Salary : 2050 euros per month.

Duration : 1 year postdoc, can start immediately.

Interested applicants are required to send a cover letter + CV + reference letters at the following email address: olivier.bernard@creatis.insa-lyon.fr

References

[1] Y. Zhou, S. Giffard-Roisin, M. De Craene, S. Camarasu-Pop, J. D'hooge, M. Alessandrini, D. Friboulet, M. Sermesant and O. Bernard, « A Framework for the Generation of Realistic Synthetic Cardiac Ultrasound and Magnetic Resonance Imaging Sequences from the same Virtual Patients », IEEE Transactions on Medical Imaging, accepted, 2017.

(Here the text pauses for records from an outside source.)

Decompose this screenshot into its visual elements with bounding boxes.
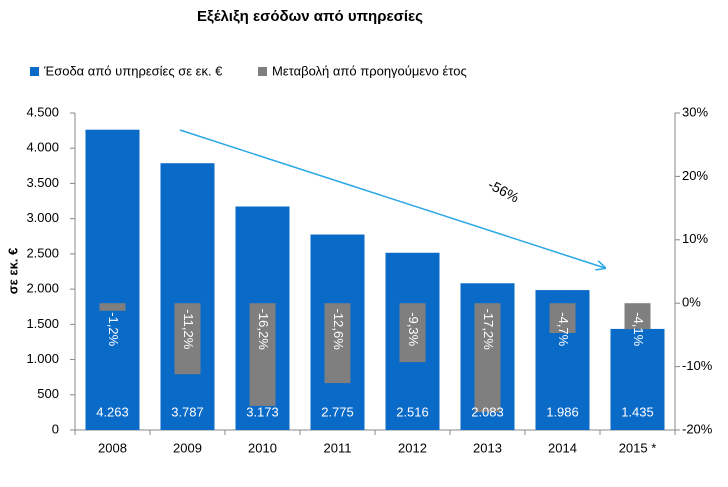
y2-tick-label: 0% [682, 295, 701, 310]
trend-arrow [179, 129, 605, 268]
y2-tick-label: -20% [682, 421, 713, 436]
x-tick-label: 2008 [98, 440, 127, 455]
y2-tick-label: 20% [682, 168, 708, 183]
y-tick-label: 1.000 [26, 351, 59, 366]
change-bar [624, 303, 651, 330]
legend-swatch [258, 67, 267, 76]
x-tick-label: 2014 [548, 440, 577, 455]
x-tick-label: 2015 * [619, 440, 657, 455]
y-tick-label: 0 [52, 421, 59, 436]
y-tick-label: 4.500 [26, 104, 59, 119]
change-bar [249, 303, 276, 406]
change-label: -4,1% [631, 312, 646, 346]
value-label: 4.263 [96, 404, 129, 419]
change-label: -4,7% [556, 312, 571, 346]
change-bar [399, 303, 426, 363]
x-tick-label: 2009 [173, 440, 202, 455]
change-bar [549, 303, 576, 333]
legend-label: Μεταβολή από προηγούμενο έτος [272, 63, 467, 78]
change-label: -1,2% [106, 312, 121, 346]
legend-label: Έσοδα από υπηρεσίες σε εκ. € [43, 63, 223, 78]
value-label: 2.516 [396, 404, 429, 419]
y-tick-label: 4.000 [26, 140, 59, 155]
y2-tick-label: 30% [682, 104, 708, 119]
bar [85, 129, 140, 431]
y-tick-label: 500 [37, 386, 59, 401]
change-label: -9,3% [406, 312, 421, 346]
value-label: 1.986 [546, 404, 579, 419]
chart-title: Εξέλιξη εσόδων από υπηρεσίες [197, 8, 423, 25]
x-tick-label: 2013 [473, 440, 502, 455]
y-tick-label: 2.000 [26, 281, 59, 296]
change-bar [99, 303, 126, 311]
x-tick-label: 2012 [398, 440, 427, 455]
y-tick-label: 2.500 [26, 245, 59, 260]
change-bar [174, 303, 201, 375]
change-label: -12,6% [331, 309, 346, 351]
x-tick-label: 2011 [324, 440, 352, 455]
bar [610, 328, 665, 430]
change-label: -11,2% [181, 309, 196, 350]
y-tick-label: 3.000 [26, 210, 59, 225]
change-label: -17,2% [481, 309, 496, 351]
change-label: -16,2% [256, 309, 271, 351]
value-label: 2.775 [321, 404, 354, 419]
y2-tick-label: 10% [682, 231, 708, 246]
value-label: 1.435 [621, 404, 654, 419]
change-bar [474, 303, 501, 413]
value-label: 2.083 [471, 404, 504, 419]
legend-swatch [30, 67, 39, 76]
bar [160, 163, 215, 431]
y2-tick-label: -10% [682, 358, 713, 373]
y-tick-label: 1.500 [26, 316, 59, 331]
y-tick-label: 3.500 [26, 175, 59, 190]
value-label: 3.173 [246, 404, 279, 419]
change-bar [324, 303, 351, 384]
y-axis-label: σε εκ. € [5, 248, 20, 295]
x-tick-label: 2010 [248, 440, 277, 455]
value-label: 3.787 [171, 404, 204, 419]
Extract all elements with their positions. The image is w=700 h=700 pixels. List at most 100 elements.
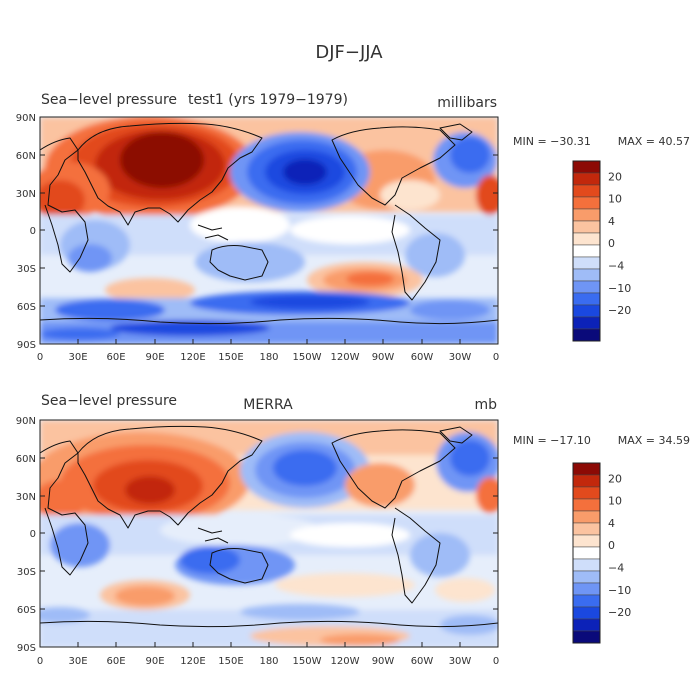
lon-label: 90W <box>372 352 395 363</box>
lon-label: 30E <box>68 352 87 363</box>
lon-label: 0 <box>37 656 43 667</box>
lat-label: 0 <box>30 529 36 540</box>
panel-2-colorbar: 20 10 4 0 −4 −10 −20 <box>572 462 631 644</box>
panel-1-left-title: Sea−level pressure <box>41 92 177 108</box>
colorbar-swatch <box>572 546 601 560</box>
colorbar-swatch <box>572 280 601 294</box>
lat-label: 30S <box>17 264 36 275</box>
colorbar-tick-label: 10 <box>608 495 622 508</box>
lat-label: 90N <box>16 113 36 124</box>
colorbar-swatch <box>572 304 601 318</box>
panel-1-lon-ticks <box>77 339 461 344</box>
panel-1-units: millibars <box>437 95 497 111</box>
panel-2-contour-field <box>40 420 498 647</box>
lon-label: 150E <box>218 656 243 667</box>
colorbar-swatch <box>572 498 601 512</box>
panel-1-max-label: MAX = 40.57 <box>618 135 690 148</box>
colorbar-tick-label: 10 <box>608 193 622 206</box>
colorbar-swatch <box>572 534 601 548</box>
lon-label: 180 <box>259 656 278 667</box>
colorbar-outline <box>572 160 601 342</box>
colorbar-swatch <box>572 462 601 476</box>
lat-label: 90S <box>17 340 36 351</box>
colorbar-tick-label: −20 <box>608 606 631 619</box>
lon-label: 180 <box>259 352 278 363</box>
lat-label: 30N <box>16 189 36 200</box>
panel-2-lat-ticks <box>40 457 498 610</box>
colorbar-swatch <box>572 328 601 342</box>
colorbar-tick-label: 20 <box>608 170 622 183</box>
colorbar-tick-label: −20 <box>608 304 631 317</box>
colorbar-swatch <box>572 474 601 488</box>
lon-label: 60E <box>106 656 125 667</box>
lon-label: 0 <box>37 352 43 363</box>
colorbar-swatch <box>572 292 601 306</box>
lon-label: 60E <box>106 352 125 363</box>
lat-label: 60N <box>16 454 36 465</box>
panel-2-left-title: Sea−level pressure <box>41 393 177 409</box>
panel-2-coastlines <box>40 425 498 628</box>
colorbar-swatch <box>572 522 601 536</box>
lat-label: 90S <box>17 643 36 654</box>
lon-label: 150W <box>293 352 322 363</box>
colorbar-tick-label: 4 <box>608 215 615 228</box>
panel-1: Sea−level pressure test1 (yrs 1979−1979)… <box>16 92 690 363</box>
lon-label: 30E <box>68 656 87 667</box>
lon-label: 30W <box>449 352 472 363</box>
colorbar-swatch <box>572 486 601 500</box>
colorbar-tick-label: −4 <box>608 562 624 575</box>
colorbar-swatch <box>572 196 601 210</box>
colorbar-swatch <box>572 232 601 246</box>
lon-label: 120E <box>180 656 205 667</box>
lat-label: 90N <box>16 416 36 427</box>
lon-label: 120E <box>180 352 205 363</box>
lon-label: 60W <box>411 352 434 363</box>
lon-label: 120W <box>331 352 360 363</box>
panel-2-center-title: MERRA <box>243 397 293 413</box>
lon-label: 150W <box>293 656 322 667</box>
colorbar-tick-label: −10 <box>608 282 631 295</box>
colorbar-swatch <box>572 606 601 620</box>
colorbar-swatch <box>572 570 601 584</box>
colorbar-swatch <box>572 160 601 174</box>
lon-label: 30W <box>449 656 472 667</box>
panel-1-min-label: MIN = −30.31 <box>513 135 591 148</box>
colorbar-tick-label: 0 <box>608 237 615 250</box>
panel-1-lat-labels: 90N 60N 30N 0 30S 60S 90S <box>16 113 36 351</box>
lon-label: 90E <box>145 352 164 363</box>
panel-2-lon-labels: 0 30E 60E 90E 120E 150E 180 150W 120W 90… <box>37 656 499 667</box>
panel-2-units: mb <box>474 397 497 413</box>
colorbar-swatch <box>572 172 601 186</box>
colorbar-tick-label: 20 <box>608 472 622 485</box>
colorbar-swatch <box>572 184 601 198</box>
panel-1-center-title: test1 (yrs 1979−1979) <box>188 92 348 108</box>
colorbar-outline <box>572 462 601 644</box>
colorbar-swatch <box>572 510 601 524</box>
colorbar-swatch <box>572 220 601 234</box>
colorbar-tick-label: 4 <box>608 517 615 530</box>
lat-label: 30S <box>17 567 36 578</box>
colorbar-swatch <box>572 208 601 222</box>
lat-label: 60N <box>16 151 36 162</box>
lon-label: 150E <box>218 352 243 363</box>
panel-1-contour-field <box>40 117 498 344</box>
lat-label: 60S <box>17 302 36 313</box>
colorbar-swatch <box>572 256 601 270</box>
figure-title: DJF−JJA <box>315 42 383 63</box>
colorbar-swatch <box>572 582 601 596</box>
colorbar-swatch <box>572 630 601 644</box>
colorbar-swatch <box>572 244 601 258</box>
lon-label: 60W <box>411 656 434 667</box>
panel-1-lat-ticks <box>40 116 498 345</box>
colorbar-tick-label: 0 <box>608 539 615 552</box>
colorbar-tick-label: −4 <box>608 260 624 273</box>
lat-label: 60S <box>17 605 36 616</box>
colorbar-swatch <box>572 316 601 330</box>
lon-label: 90W <box>372 656 395 667</box>
colorbar-swatch <box>572 618 601 632</box>
panel-2-lat-labels: 90N 60N 30N 0 30S 60S 90S <box>16 416 36 654</box>
panel-2-lon-ticks <box>77 642 461 647</box>
panel-1-coastlines <box>40 122 498 325</box>
panel-1-lon-labels: 0 30E 60E 90E 120E 150E 180 150W 120W 90… <box>37 352 499 363</box>
lon-label: 0 <box>493 656 499 667</box>
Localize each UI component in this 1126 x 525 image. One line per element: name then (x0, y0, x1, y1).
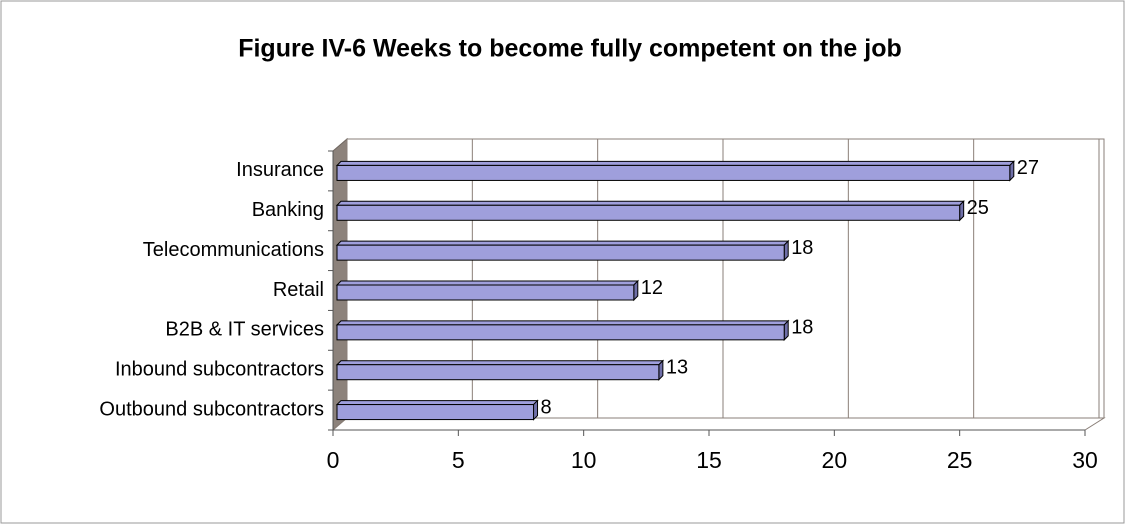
bar-top (335, 240, 790, 246)
bar-front (336, 324, 785, 341)
x-tick-label: 10 (571, 447, 597, 473)
value-label: 18 (791, 317, 813, 339)
bar-side (959, 200, 965, 222)
y-tick-label: Insurance (236, 159, 324, 181)
bar-top (335, 360, 665, 366)
bar (335, 279, 640, 302)
x-tick-label: 20 (822, 447, 848, 473)
bar (335, 319, 790, 342)
chart-title: Figure IV-6 Weeks to become fully compet… (238, 35, 902, 63)
x-tick-label: 5 (452, 447, 465, 473)
x-tick-label: 25 (947, 447, 973, 473)
bar-side (783, 319, 789, 342)
bar-top (335, 400, 539, 406)
bar-top (335, 320, 790, 326)
bar-top (335, 280, 640, 286)
bar (335, 359, 665, 381)
value-label: 8 (541, 396, 552, 418)
value-label: 25 (967, 197, 989, 219)
bar (335, 200, 965, 222)
value-label: 27 (1017, 157, 1039, 179)
bar-front (336, 164, 1011, 181)
bar-side (533, 399, 539, 421)
y-tick-label: Banking (252, 199, 324, 221)
x-tick-label: 0 (327, 447, 340, 473)
bar-side (783, 239, 789, 262)
bar-front (336, 404, 535, 421)
bar (335, 239, 790, 262)
bar-front (336, 364, 660, 381)
y-tick-label: Inbound subcontractors (115, 358, 324, 380)
bar-front (336, 284, 635, 301)
bar-top (335, 160, 1016, 166)
x-tick-label: 30 (1072, 447, 1098, 473)
bar (335, 399, 539, 421)
bar (335, 160, 1016, 182)
y-tick-label: Telecommunications (143, 239, 324, 261)
value-label: 12 (641, 277, 663, 299)
y-tick-label: Outbound subcontractors (99, 398, 324, 420)
bar-side (1009, 160, 1015, 182)
value-label: 13 (666, 356, 688, 378)
bar-side (633, 279, 639, 302)
y-tick-label: B2B & IT services (165, 319, 324, 341)
bar-side (658, 359, 664, 381)
value-label: 18 (791, 237, 813, 259)
bar-front (336, 204, 961, 221)
y-tick-label: Retail (273, 279, 324, 301)
bar-top (335, 200, 965, 206)
x-tick-label: 15 (696, 447, 722, 473)
bar-front (336, 244, 785, 261)
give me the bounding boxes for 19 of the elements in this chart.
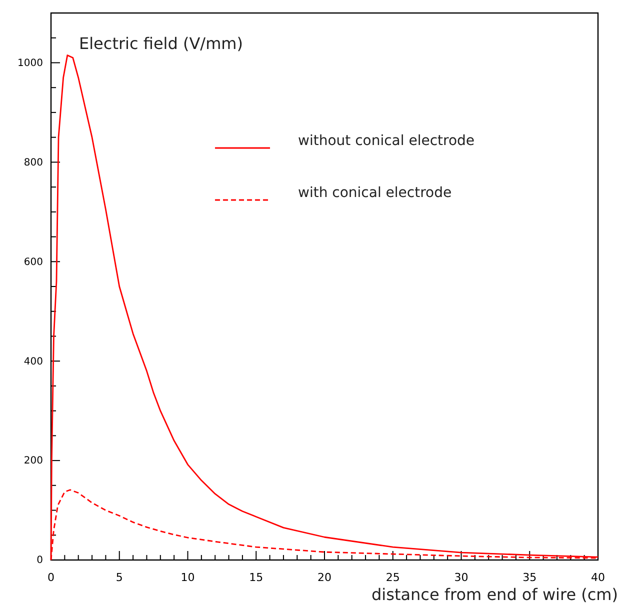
x-tick-label: 15 xyxy=(249,571,264,584)
y-tick-label: 200 xyxy=(24,456,43,467)
x-tick-label: 40 xyxy=(591,571,605,584)
y-tick-label: 0 xyxy=(36,555,43,566)
x-tick-label: 5 xyxy=(116,571,123,584)
y-tick-label: 1000 xyxy=(18,58,43,69)
x-tick-label: 25 xyxy=(386,571,400,584)
x-tick-label: 10 xyxy=(180,571,195,584)
legend-label: without conical electrode xyxy=(298,133,475,149)
y-tick-label: 800 xyxy=(24,157,43,168)
x-tick-label: 30 xyxy=(454,571,468,584)
legend-label: with conical electrode xyxy=(298,185,452,201)
y-tick-label: 400 xyxy=(24,356,43,368)
x-tick-label: 0 xyxy=(48,571,54,584)
y-tick-label: 600 xyxy=(24,256,43,268)
x-tick-label: 20 xyxy=(318,571,332,584)
x-tick-label: 35 xyxy=(522,571,537,584)
x-axis-title: distance from end of wire (cm) xyxy=(372,585,618,604)
y-axis-title: Electric field (V/mm) xyxy=(79,34,243,53)
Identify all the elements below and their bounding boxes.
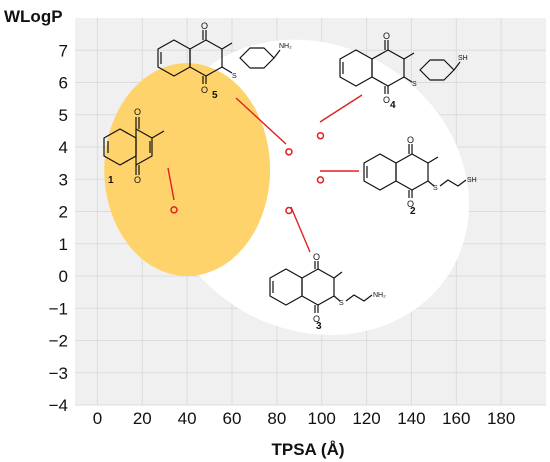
points <box>170 131 325 215</box>
svg-text:O: O <box>134 107 141 117</box>
structure-label-3: 3 <box>316 321 322 332</box>
svg-text:O: O <box>313 252 320 262</box>
svg-text:O: O <box>134 175 141 185</box>
y-tick-label: 4 <box>59 138 68 157</box>
structure-label-2: 2 <box>410 206 416 217</box>
structure-5: S O O NH₂ 5 <box>157 21 292 101</box>
structure-3: S O O NH₂ 3 <box>269 252 386 332</box>
svg-text:S: S <box>412 81 417 88</box>
svg-text:O: O <box>383 95 390 105</box>
point-2 <box>316 176 325 184</box>
svg-text:O: O <box>407 199 414 209</box>
structure-label-4: 4 <box>390 100 396 111</box>
structure-2: S O O SH 2 <box>363 135 477 217</box>
svg-text:SH: SH <box>458 55 468 62</box>
x-tick-label: 120 <box>352 409 380 428</box>
svg-text:O: O <box>313 314 320 324</box>
y-tick-label: −1 <box>49 299 68 318</box>
structures: O O 1 S O O NH₂ 5 <box>103 21 477 332</box>
structure-label-5: 5 <box>212 90 218 101</box>
structure-label-1: 1 <box>108 175 114 186</box>
region-yolk <box>104 63 271 276</box>
y-tick-label: −4 <box>49 396 68 415</box>
svg-text:O: O <box>383 31 390 41</box>
svg-text:SH: SH <box>467 177 477 184</box>
point-3 <box>285 206 293 215</box>
structure-1: O O 1 <box>103 107 165 186</box>
y-tick-label: 5 <box>59 106 68 125</box>
x-tick-label: 140 <box>397 409 425 428</box>
y-tick-label: 7 <box>59 41 68 60</box>
structure-4: S O O SH 4 <box>339 31 468 111</box>
x-tick-label: 20 <box>133 409 152 428</box>
x-tick-label: 40 <box>178 409 197 428</box>
svg-text:NH₂: NH₂ <box>279 43 292 50</box>
y-tick-label: 3 <box>59 170 68 189</box>
y-axis-title: WLogP <box>4 7 63 26</box>
x-tick-label: 180 <box>487 409 515 428</box>
point-4 <box>316 131 325 140</box>
connector-4 <box>319 94 363 123</box>
connector-3 <box>290 206 311 253</box>
x-tick-label: 80 <box>267 409 286 428</box>
regions <box>104 39 469 335</box>
svg-text:NH₂: NH₂ <box>373 292 386 299</box>
svg-text:S: S <box>232 73 237 80</box>
x-tick-label: 60 <box>223 409 242 428</box>
svg-text:O: O <box>201 21 208 31</box>
svg-text:S: S <box>339 300 344 307</box>
svg-text:O: O <box>201 85 208 95</box>
x-tick-labels: 0 20 40 60 80 100 120 140 160 180 <box>93 409 516 428</box>
y-tick-label: −3 <box>49 364 68 383</box>
svg-text:S: S <box>433 185 438 192</box>
x-tick-label: 160 <box>442 409 470 428</box>
y-tick-label: 1 <box>59 235 68 254</box>
svg-text:O: O <box>407 135 414 145</box>
y-tick-label: −2 <box>49 332 68 351</box>
x-tick-label: 100 <box>308 409 336 428</box>
connector-1 <box>167 167 175 201</box>
y-tick-labels: 7 6 5 4 3 2 1 0 −1 −2 −3 −4 <box>49 41 68 415</box>
point-5 <box>285 148 293 156</box>
y-tick-label: 2 <box>59 203 68 222</box>
y-tick-label: 0 <box>59 267 68 286</box>
x-tick-label: 0 <box>93 409 102 428</box>
y-tick-label: 6 <box>59 74 68 93</box>
connectors <box>167 94 363 253</box>
point-1 <box>170 206 178 214</box>
x-axis-title: TPSA (Å) <box>271 440 344 459</box>
connector-5 <box>235 97 287 145</box>
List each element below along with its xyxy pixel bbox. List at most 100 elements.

[2] M. Alessandrini, M. De Creane, O. Bernard, S. Giffard-Roisin, P. Allain, I. Waechter-Stehle, J. Weese, E. Saloux, H. Delingette, M. Sermesant and J. D'hooge, « A Pipeline for the Generation of Realistic 3D Synthetic Echocardiographic Sequences: Methodology and Open-access Database », IEEE Transactions on Medical Imaging, vol. 34, p. 1436-1451, 2015.

[3] M. De Craene, S. Marchesseau, B. Heyde, H. Gao, M. Alessandrini, O. Bernard, G. Piella, A. R. Porras, L. Tautz, A. Hennemuth, A. Prakosa, H. Liebgott, P. Allain, S. Makram Ebeid, H. Delingette, M. Sermesant, J. D'hooge and E. Saloux, « 3D Strain Assessment in Ultrasound (Straus): A synthetic comparison of five tracking methodologies », IEEE Transactions on Medical Imaging, vol. PP, 2013.